Je me rappelais du vent chaud qui soufflait sur mon visage, du sable fin qui s'infiltrait dans nos chaussures noires ou même dans nos armes, et tout ça me manquait. Ici la vie était étrange, des règles devaient être respéctées et personne ne pouvait les enfreindre. Sur le champ de bataille, il n'y avait qu'une seule règle que tout le monde connaissait : Survivre. C'était la règle d'or, c'était la première chose que l'on m'avait dit et depuis, j'avais toujours suivi cette règle, mais en revenant à cette vie "normale", j'avais déjà enfreint pas mal de règles, et bien plus qu'un taulard ! C'est même étonnant que je ne sois toujours pas derrière les barreaux à l'heure qu'il est.

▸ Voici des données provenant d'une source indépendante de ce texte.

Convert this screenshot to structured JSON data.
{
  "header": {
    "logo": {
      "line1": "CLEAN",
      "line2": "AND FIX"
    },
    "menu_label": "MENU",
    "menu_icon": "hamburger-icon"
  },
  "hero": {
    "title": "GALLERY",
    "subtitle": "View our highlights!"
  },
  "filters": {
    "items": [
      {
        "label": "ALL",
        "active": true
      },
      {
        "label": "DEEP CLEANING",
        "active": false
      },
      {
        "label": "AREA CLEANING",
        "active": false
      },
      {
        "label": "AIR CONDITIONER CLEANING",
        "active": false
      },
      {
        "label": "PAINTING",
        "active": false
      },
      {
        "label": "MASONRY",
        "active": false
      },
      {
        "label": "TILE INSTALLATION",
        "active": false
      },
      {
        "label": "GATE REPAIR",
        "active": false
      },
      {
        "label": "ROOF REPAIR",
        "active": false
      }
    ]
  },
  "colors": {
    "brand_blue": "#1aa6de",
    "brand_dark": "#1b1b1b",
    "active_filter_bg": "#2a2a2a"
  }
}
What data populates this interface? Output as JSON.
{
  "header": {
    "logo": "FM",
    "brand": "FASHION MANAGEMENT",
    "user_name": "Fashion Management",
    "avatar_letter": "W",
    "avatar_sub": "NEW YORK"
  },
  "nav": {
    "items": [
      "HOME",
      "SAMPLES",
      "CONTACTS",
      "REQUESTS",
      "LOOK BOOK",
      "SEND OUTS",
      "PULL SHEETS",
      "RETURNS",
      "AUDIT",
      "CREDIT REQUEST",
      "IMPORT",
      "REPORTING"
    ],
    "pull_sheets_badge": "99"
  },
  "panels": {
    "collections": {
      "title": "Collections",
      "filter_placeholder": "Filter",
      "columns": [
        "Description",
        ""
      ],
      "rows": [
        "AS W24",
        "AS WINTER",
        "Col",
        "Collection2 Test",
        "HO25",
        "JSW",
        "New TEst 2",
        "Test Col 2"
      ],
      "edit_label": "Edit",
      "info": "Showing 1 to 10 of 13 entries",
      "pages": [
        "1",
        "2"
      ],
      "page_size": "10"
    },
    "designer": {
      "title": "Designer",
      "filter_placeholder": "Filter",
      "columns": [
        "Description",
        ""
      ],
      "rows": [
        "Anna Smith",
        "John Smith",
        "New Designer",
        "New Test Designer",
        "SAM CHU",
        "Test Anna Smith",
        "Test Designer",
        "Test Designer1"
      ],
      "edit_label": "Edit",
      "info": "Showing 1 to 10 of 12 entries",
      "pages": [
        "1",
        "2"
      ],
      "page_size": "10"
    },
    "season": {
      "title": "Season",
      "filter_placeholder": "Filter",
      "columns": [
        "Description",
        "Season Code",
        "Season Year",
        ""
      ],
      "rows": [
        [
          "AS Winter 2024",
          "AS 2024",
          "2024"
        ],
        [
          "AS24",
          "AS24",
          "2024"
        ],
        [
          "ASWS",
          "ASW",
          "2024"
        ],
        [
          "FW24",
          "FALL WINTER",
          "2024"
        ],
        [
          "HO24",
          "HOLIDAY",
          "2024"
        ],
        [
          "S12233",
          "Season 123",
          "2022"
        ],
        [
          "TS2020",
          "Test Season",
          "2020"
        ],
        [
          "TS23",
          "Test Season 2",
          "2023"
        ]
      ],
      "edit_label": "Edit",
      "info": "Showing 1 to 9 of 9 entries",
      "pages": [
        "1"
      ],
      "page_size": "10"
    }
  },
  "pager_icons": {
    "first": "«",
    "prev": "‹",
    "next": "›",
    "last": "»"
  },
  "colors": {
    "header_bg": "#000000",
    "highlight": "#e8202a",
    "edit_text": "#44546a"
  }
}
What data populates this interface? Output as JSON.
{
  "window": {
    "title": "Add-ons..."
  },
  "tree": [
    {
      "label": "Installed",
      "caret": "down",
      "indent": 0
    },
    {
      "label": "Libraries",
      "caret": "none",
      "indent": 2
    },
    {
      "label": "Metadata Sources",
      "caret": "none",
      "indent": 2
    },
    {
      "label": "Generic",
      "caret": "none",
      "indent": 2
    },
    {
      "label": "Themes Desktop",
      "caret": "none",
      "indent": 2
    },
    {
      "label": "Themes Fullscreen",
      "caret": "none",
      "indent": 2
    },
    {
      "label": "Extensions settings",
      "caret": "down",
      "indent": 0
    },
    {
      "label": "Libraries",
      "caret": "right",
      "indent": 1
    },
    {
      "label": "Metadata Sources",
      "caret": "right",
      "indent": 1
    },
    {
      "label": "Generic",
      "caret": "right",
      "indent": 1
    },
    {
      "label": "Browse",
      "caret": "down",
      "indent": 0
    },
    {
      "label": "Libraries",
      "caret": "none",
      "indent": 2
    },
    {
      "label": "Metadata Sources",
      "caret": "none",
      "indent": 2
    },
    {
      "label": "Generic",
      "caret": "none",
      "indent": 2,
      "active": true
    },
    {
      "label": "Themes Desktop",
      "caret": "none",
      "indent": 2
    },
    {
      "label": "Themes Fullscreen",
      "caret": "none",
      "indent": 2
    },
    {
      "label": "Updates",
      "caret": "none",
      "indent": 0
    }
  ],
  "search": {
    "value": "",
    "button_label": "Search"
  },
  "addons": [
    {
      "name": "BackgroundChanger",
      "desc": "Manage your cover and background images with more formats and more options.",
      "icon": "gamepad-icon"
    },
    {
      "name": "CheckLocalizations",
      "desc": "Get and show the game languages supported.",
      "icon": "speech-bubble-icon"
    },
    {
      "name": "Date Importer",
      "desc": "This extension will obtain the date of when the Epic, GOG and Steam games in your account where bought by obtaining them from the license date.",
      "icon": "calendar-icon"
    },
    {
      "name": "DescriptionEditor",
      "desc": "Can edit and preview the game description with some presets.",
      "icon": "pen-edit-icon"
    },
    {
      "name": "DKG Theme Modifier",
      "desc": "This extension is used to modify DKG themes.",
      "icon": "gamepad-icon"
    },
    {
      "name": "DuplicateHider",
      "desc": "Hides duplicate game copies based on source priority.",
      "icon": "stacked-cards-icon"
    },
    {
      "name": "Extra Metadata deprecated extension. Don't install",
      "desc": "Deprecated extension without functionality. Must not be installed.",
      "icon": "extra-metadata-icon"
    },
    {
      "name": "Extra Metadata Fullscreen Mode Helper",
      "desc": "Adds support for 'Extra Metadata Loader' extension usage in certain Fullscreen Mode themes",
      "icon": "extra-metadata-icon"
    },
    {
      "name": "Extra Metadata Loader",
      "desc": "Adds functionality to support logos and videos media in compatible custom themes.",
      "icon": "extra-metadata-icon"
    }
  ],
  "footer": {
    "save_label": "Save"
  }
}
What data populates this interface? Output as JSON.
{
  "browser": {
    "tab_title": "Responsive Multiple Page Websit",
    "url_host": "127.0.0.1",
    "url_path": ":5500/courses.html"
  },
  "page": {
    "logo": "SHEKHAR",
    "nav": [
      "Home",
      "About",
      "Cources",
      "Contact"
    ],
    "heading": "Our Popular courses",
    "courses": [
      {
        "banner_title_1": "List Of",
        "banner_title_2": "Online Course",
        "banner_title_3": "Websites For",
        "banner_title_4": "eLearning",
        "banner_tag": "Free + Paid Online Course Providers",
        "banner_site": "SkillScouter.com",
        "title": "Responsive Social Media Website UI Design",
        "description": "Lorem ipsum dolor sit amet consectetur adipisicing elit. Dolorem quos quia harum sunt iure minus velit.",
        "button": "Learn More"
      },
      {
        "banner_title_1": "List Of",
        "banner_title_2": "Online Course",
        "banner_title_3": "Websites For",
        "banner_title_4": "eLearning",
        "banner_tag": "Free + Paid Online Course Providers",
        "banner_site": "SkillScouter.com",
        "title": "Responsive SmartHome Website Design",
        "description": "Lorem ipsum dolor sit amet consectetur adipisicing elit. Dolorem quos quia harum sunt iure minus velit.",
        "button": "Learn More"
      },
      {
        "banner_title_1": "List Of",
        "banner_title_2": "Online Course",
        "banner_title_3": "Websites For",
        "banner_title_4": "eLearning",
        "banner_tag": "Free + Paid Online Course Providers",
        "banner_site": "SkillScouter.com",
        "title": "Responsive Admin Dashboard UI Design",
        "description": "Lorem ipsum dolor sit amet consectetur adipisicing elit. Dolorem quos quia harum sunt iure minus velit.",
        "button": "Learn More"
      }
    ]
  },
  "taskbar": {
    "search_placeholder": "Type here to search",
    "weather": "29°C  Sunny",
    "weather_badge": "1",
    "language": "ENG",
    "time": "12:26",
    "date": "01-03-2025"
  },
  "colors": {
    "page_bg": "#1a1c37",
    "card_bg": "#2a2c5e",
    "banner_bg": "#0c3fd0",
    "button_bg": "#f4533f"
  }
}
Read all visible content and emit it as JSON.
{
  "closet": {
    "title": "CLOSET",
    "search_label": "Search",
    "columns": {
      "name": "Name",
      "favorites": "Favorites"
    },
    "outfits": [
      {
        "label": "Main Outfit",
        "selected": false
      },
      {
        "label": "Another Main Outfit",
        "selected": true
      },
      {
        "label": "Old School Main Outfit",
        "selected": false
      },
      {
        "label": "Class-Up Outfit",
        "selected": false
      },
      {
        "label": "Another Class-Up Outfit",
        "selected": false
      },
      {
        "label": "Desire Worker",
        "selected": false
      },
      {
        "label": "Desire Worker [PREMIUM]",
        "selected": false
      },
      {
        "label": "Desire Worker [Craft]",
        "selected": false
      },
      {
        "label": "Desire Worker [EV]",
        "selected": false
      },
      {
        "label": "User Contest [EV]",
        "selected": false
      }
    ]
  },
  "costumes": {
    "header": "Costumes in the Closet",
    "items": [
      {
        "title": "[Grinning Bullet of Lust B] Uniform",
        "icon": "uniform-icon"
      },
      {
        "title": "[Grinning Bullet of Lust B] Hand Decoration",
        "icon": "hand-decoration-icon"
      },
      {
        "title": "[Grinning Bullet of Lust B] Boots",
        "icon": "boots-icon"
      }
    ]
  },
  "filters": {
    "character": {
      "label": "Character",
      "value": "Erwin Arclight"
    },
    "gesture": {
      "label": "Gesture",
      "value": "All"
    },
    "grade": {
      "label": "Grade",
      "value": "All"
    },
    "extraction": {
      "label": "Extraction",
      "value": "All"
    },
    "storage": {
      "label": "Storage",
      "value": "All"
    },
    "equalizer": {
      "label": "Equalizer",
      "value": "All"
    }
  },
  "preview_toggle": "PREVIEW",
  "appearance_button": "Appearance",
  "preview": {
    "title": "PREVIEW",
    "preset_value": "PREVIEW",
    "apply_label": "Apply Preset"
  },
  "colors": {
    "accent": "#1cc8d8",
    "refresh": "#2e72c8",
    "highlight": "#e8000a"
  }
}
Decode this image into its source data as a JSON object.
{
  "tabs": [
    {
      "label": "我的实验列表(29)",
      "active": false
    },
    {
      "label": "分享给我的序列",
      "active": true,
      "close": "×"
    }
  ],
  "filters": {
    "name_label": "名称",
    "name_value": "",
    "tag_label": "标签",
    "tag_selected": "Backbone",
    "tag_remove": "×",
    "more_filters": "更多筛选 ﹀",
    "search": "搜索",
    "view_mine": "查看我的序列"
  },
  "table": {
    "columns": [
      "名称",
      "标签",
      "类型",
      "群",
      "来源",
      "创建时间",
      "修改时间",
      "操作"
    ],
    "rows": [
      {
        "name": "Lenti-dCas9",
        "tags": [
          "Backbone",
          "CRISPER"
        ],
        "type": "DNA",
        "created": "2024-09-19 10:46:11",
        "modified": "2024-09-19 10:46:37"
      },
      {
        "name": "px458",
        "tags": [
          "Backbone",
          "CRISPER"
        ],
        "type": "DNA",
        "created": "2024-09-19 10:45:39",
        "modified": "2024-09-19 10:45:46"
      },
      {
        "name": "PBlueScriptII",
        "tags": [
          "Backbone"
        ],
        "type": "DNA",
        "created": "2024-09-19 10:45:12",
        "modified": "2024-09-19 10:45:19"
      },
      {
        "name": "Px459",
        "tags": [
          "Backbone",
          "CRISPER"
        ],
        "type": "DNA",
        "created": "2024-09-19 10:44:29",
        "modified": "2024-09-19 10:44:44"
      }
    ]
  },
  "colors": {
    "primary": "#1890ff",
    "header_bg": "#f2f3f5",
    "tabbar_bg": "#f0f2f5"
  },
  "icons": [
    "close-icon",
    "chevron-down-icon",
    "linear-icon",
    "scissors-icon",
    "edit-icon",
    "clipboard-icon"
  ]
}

Vers 6h du matin, je suis retournée chez Mr Spark et je me suis allongée dans l'herbe quand tout à coup, quelque chose d'humide me lécha le visage. Je me suis levée d'un coup et je me suis arrêtée quand je les vis.
L'un d'eux vint se frotter à ma jambe alors que les autres me tournaient autour.
- Miaou !
Des chatons ! Il y en avait quatre ! Je me suis lentement agenouillée en tendant ma main où l'un d'eux y posa sa patte. Ils étaient magnifiques ! Et tellement mignon... Tellement doux...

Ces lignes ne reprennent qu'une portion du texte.